ベンゾフェノンを光還元してベンゾピナコールにし、ピナコロン転位によってベンゾピナコロンを得る。 また簡単な還元反応を行い、赤外スペクトルの典型的な特性吸収帯を知る。
光エネルギーを受け取って分子は活性化し、さまざまな化学反応を示す。 植物の光合成は光化学反応のよく知られた例であるが、ここでは有機分子が光を吸収することで、 他の分子から水素を引き抜いて還元される例を取り上げる。
光を吸収して励起状態になったベンゾフェノンは、ビラジカルとしての性質を示し、 他の分子から水素を引き抜きやすいことが知られている(三重項状態)。 そして水素引き抜きで生成したジフェニルヒドロキシルメチルは、ただちに会合してベンゾピナコールになる。
カルボカチオンやラジカル分子では、炭素骨格の組換えが起こることがある。 ここではそのよく知られた例であるピナコール転位を取り上げる。 この転位反応では中間に生成するカルボカチオンがR2C+-OH型のカルボカチオンに転移する。
有機化合物はいくつかの強固に結合した原子団が、比較的弱く結び合わされてできているものと考えることができる。 そのためそれぞれの原子団をほぼ独立であるかのように扱え、原子団の特徴的な振動数から、 分子中にある原子団を推定することができる。 通常カルボニル基 C=O は1650 cm-1~1750 cm-1 付近に鋭く強い、 水酸基 OH は 3000 cm-1~3500 cm-1 付近に幅広い吸収を示すので、 赤外スペクトルはカルボニル基や水酸基の有無の判定によく用いられる。 2C-3で取り上げるショウノウを還元してボルネオールにする反応では、この赤外スペクトルの変化が明瞭な形で見て取れる。
赤外スペクトルは官能基を検出する強力な手法だが、注目する原子団の置かれた環境によってスペクトルが大きく変化する場合があり、 特に水酸基については注意を要する。 今回取り上げるベンゾピナコールでは、分子間の水素結合が微弱で、水酸基の吸収は 3550 cm-1付近に中程度の吸収として現れる。

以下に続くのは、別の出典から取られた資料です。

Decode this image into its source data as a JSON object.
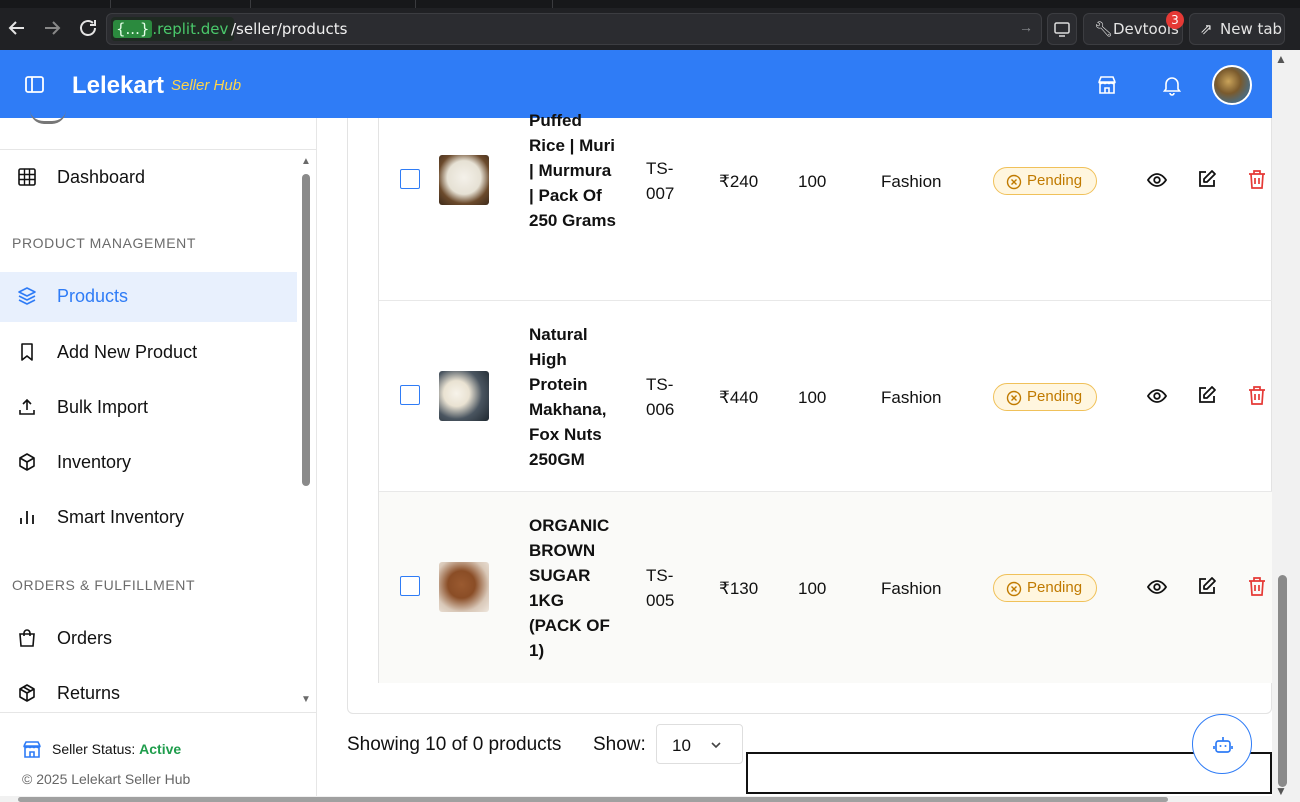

この実験課題では、 有機合成に挑戦し、 赤外吸収スペクトルで官能基の示す特性吸収を調べてもらうことになります。 この実験課題中、光還元・ピナコロン転移の課題は、 入門化学実験の発足時から、中2年の休止期間があったものの (2011年度に前後期実施することになり、日程調整の関係で休止。 2013年度に学生実験用の nmr 装置が使用不能状態になったため急遽復活)、 現在まで実施してきました。 ショウノウの還元の実験は、 2014年度から始まって今も続いています。
ベンゾフェノンの光還元とピナコロン転移の実験は、 K. L. Williamson, R. Minard and K. M. Masters, "Macroscale and microscale organic experiments," 5th ed, Chap. 62, Houston Mifflin 2007 を参考に設計しました (すでに Fieser の"Experiments in organic chemistry" の1941 年の第2版に記載アリ)。 少ない手順で興味深い反応が経験でき、 また官能基の変化を、赤外スペクトルで調べるには恰好の材料だと思っています。 ショウノウを金属ナトリウムで還元してボルネオールにする実験は、 光照射の空き時間にはまる課題として2014 年度から導入しました。 この課題はぼくの高校時代の愛読書だった木村清三「香料化学」増補版、共立 1969 に想を得ました。 和装品の防虫剤のショウノウをボルネオールに還元して、 典型的なカルボニル基と水酸基の赤外吸収に触れてみようというわけです。 このショウノウやボルネオールなどのテルペンの化学は、 古典的な転位反応の研究の主要な舞台でもあり、 またテルペンというもの自体に触れてもらう機会になればと思っています。